Despite of the substantial improvements in medical technology in the past decades, there is still a rapid growth in global cancer incidence and mortality. In general population worldwide, gastric cancer (GC) ranks the fifth in terms of newly diagnosed cases, while it accounts for 7.7% of cancer deaths in 2020, which brings a huge burden for individuals and social welfare system (Sung et al., 2021). The pathophysiology of GC is multifactorial and the risk factors include but not limited to long term of Helicobacter pylori infection, smoking, obesity, imbalanced diet such as processed meat or high-salt intake and insufficient intake of fruit and vegetables (Smyth et al., 2020). The main therapeutic strategies for GC are quite limited, including endoscopic resection for early GC and surgery or adjuvant chemotherapy for advanced stages (Smyth et al., 2020; Tan, 2019). There is a large difference in prognosis between early and advanced GC, 5-year survival rate can reach over 95% in patients with early GC whereas the median survival time for advanced stages is <1 year (Smyth et al., 2020; Song et al., 2017). Therefore, development of early screening methods and comprehensive understanding of the molecular mechanisms underlying GC progression are major concerns for improving the overall survival of patients.

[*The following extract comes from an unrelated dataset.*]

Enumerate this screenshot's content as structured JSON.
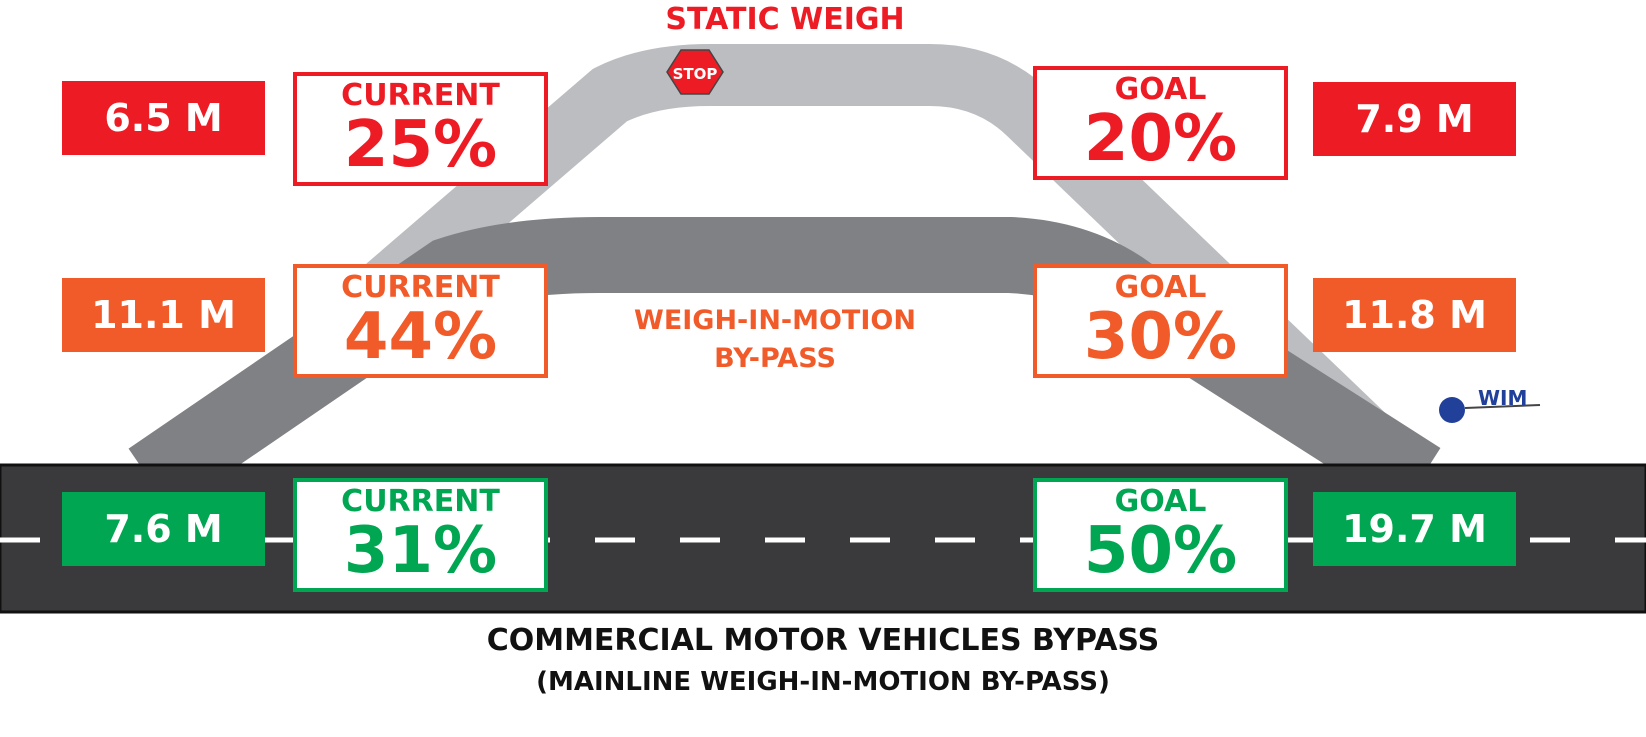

Circular RNAs (circRNAs) are a class of single-stranded non-coding RNAs without a 5′ end cap and a 3′ end polyA tail that are covalently bonded to form a loop structure in eukaryotic cells (Memczak et al., 2013). Most of them are derived from exons and located in the cytoplasm, with s small portion intron-origin circRNAs present in the nucleus (Zhang et al., 2014). CircRNA is generated in a pattern of back-splicing of precursor mRNA transcripts, which differs from the formation of linear RNA (Li et al., 2020a). The peculiar closed loop structure of circRNAs gives them the special resistance to RNA exonuclease, ensuring a more stable expression patterns compared with linear RNAs (Memczak et al., 2013; Li et al., 2020a; Jeck and Sharpless, 2014). Consequently, circRNAs are promising biomarkers for many different human diseases, especially cancers (Patop et al., 2019; Chen and Yang, 2015). Over the years, numerous evidence have noted abnormal expression of different circRNAs in various tumor tissues or cells and potentially implicated in the pathogenesis of different kinds of cancers as evidenced by in vitro and in vivo data from both human and experimental animals (Qu et al., 2018; Wang et al., 2017), such as bladder cancer (Xu et al., 2019), lung adenocarcinoma (Wang et al., 2020), liver cancer (Huang et al., 2020), esophageal squamous cell carcinoma (Liu et al., 2019), and gastric cancer (Ma et al., 2020). Functionally, circRNAs are well known by their richness in microRNA (miRNA) binding sites, reducing miRNAs' repressive effect on its effector genes (Hansen et al., 2013; Kristensen et al., 2022). Thus, targeting circRNA/miRNA axis in human cancers has gained widespread attention in the past years.

In this study, through analysis of a microarray dataset, we identified a low expression of has_circ_0003356 which is derived from the exons of serine/threonine protein phosphatase 5 catalytic subunit (PPP5C), in gastric cancer tissues. circ_0003356 was predicted to target miR-556-5p and regulate FK506 binding protein 51 (FKBP5) expression. Then, utilizing functional assays and nude mice model, we attempted to further examine the potential involvement of circ_0003356/miR-556-5p/ FKBP5 axis and the associated mechanisms in GC progression.